Weekly Whaaa…?

I use the ISO weeks from Monday to Monday, so ISO Week Week 35 is the week of 2025-08-25/2025-08-31.

Tiny Experiment of the Week

As much as I’m a huge proponent of digital notes, this week I’ve been keeping a 3.5” x 5” notebook open as I read books by Chu, Benjamin, and Foucault. I type so much more quickly than I write that having a keyboard at hand invites me to quote extensively, while the relative friction of a paper notebook helps me instead make bullet points of my condensations, summaries, and reactions.

This strategy might be what Sönke Ahrens would call “fleeting notes”—although perhaps not exactly, since I do plan to keep these little notebooks. In any case, the experiment certainly seems to be helping me read faster, and focusing less on each individual detail and more on the overall structure or argument.

We’ll see how well this works going forward.

Listening of the Week

The new-to-me music I’m digging this week is definitely Tin Man. In particular, I’ve got DrippingAcid on replay. (I sort of stumbled onto him via Acid Test Records, which I almost certainly encountered because it’s the label that releasd Om Unit + TM404’s collaboration In The Afterworld.)

Lightly-Annotated Linkapalooza

Ellane on One-Page Notebooks

Speaking of paper notes, I enjoyed Ellane W’s The Surprisingly Powerful One-Page Notebook That’s Always With Me. She sings the praises of folding up a sheet of paper into a one-page notebook (1PN) to tote along as an intentionally constrained alternative to any more substantial notebook you might use.

I often do the same thing, only I tear out the middle seams to make a one-page mini zine-style booklet. (I initially started doing this to reuse discarded misprints at my former library job. Knowing only one side of the paper was usable might be why I got in the habit of adding the zine-style tears?) I particularly like Ellane’s suggestion of digitizing whatever you find useful in one of these one page notebooks (or 1PNs). The brevity definitely helps you remember to move from paper to digital sooner than with longer pocket notebooks!

Tracy D’s Big Questions

Tracy Durnell’s What to read? Big questions as filter and frame helped me re-think how I’m approaching my own reading. It also makes me want to start writing down my own big questions. Maybe I’ll end up making public pages of these here, much as she does?
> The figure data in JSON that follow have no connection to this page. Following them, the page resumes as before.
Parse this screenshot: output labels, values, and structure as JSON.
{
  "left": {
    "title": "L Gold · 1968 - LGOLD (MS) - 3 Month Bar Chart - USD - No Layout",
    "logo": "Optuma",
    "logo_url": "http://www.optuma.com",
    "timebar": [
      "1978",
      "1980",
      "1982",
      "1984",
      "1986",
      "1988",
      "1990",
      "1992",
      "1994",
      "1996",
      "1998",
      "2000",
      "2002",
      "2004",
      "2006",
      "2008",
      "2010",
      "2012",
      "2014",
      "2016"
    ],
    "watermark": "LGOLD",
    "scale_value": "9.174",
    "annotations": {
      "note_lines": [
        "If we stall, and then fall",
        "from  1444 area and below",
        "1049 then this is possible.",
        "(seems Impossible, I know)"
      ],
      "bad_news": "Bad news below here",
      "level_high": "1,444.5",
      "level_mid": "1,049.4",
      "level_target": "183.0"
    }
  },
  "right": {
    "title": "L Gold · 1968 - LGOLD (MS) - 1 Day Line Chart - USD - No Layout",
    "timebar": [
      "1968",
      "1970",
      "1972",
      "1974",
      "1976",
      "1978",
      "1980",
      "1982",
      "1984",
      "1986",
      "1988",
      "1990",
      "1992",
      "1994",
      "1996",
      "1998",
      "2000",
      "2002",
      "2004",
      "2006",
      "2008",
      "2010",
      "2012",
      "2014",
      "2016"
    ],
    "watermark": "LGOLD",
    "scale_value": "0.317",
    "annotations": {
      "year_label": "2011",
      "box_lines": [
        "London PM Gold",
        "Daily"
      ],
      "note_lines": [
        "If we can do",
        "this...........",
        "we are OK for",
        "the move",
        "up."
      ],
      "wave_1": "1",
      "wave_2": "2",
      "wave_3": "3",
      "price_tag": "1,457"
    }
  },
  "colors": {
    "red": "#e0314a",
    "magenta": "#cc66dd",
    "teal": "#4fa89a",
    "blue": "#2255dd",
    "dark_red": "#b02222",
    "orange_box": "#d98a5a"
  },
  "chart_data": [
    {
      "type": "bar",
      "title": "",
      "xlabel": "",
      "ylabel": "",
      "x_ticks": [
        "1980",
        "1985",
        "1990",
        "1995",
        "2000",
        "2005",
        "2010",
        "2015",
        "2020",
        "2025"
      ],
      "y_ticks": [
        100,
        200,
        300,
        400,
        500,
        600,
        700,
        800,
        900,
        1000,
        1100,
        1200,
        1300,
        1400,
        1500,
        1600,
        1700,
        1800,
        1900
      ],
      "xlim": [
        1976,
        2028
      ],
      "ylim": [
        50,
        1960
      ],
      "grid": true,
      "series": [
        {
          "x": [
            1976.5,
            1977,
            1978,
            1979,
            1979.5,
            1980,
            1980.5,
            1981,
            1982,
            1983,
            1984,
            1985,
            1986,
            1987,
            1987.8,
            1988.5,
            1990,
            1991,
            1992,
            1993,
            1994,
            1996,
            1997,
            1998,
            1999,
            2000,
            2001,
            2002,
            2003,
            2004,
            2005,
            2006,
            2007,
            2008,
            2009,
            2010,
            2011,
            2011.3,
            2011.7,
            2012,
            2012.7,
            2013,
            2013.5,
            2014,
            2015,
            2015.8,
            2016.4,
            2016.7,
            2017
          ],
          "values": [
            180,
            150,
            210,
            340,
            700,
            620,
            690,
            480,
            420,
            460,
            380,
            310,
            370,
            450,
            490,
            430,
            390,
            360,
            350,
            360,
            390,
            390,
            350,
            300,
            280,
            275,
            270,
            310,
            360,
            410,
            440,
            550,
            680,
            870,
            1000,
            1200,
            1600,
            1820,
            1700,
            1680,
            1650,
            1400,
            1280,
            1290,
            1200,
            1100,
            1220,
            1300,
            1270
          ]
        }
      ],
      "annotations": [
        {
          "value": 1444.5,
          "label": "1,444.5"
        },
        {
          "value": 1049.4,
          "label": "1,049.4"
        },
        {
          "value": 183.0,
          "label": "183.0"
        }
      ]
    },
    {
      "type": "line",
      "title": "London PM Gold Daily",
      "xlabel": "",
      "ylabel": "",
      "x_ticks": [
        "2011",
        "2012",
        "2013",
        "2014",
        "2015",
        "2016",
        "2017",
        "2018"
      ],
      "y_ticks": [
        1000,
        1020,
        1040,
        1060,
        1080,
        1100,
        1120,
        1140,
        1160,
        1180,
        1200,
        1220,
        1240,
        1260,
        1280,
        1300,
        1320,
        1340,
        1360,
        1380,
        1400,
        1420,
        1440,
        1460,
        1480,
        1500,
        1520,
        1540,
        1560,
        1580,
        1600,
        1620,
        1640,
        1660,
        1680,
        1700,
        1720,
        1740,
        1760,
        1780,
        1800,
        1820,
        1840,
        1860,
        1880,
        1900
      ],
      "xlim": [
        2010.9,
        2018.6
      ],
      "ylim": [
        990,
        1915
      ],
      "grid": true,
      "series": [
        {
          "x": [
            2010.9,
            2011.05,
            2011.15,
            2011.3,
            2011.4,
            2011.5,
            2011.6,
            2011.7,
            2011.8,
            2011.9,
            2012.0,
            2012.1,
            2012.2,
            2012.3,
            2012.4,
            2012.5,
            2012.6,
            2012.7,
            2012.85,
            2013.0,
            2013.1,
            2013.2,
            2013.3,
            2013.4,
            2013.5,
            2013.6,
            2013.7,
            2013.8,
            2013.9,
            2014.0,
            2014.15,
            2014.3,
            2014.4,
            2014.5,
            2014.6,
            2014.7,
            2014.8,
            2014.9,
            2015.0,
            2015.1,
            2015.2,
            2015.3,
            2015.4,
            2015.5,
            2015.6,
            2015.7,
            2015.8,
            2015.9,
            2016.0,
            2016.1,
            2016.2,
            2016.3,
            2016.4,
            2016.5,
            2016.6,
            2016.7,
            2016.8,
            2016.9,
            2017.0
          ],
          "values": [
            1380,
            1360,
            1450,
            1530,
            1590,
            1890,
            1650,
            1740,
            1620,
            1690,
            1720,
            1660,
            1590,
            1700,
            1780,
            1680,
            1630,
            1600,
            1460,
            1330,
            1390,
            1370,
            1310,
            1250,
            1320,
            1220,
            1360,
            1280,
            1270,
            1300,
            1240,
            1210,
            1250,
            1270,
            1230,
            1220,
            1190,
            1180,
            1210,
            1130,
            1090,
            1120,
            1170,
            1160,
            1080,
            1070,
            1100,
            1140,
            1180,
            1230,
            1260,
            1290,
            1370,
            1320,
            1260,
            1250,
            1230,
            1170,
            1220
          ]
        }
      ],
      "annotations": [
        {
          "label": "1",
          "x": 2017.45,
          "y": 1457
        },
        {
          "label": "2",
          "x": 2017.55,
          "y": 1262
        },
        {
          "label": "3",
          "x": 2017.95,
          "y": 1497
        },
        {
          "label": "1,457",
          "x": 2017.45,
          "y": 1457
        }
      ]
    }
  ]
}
Franklin S’s Staying With the Trouble

Franklin S’s weekly note—which thinks with both Donna Haraway and Ursula K. Le Guin—is not that far off from this type of “big questions”.

It’s exciting—moreover, it’s heartening and encouraging—to read Franklin’s musings on what he’s thinking through during his sabbatical and to see him share with thoughts-in-process, the things he’s working through and with as he’s trying to address his questions.

Maybe this kind of “big picture” framing happens at the beginning of the academic year, for those of us who live on that kind of cycle?

TWI(R)L

This week I (re)learned… 

Site Refinements of the Week

I noticed that the screen reader text for each of the heading links was visible on this site. A few minutes of digging in the Minimal Mistakes theme repository’s “Issues” area let me know what had changed and how to fix it for my own site.

Although I use the remote theme method for my site, I’ve edited the CSS files enough that I had to add the changes into my own local version of that file. (With the remote theme method, any local versions of a file override the remote theme’s version.) I might eventually take the time to move all my customizations into a different file so that my site will better pull in this kind of fix—but even with the time spent realizing the issue and manually fixing it, I’m a big fan of this approach to maintaining a site and of the maintainers whose labor makes it happen.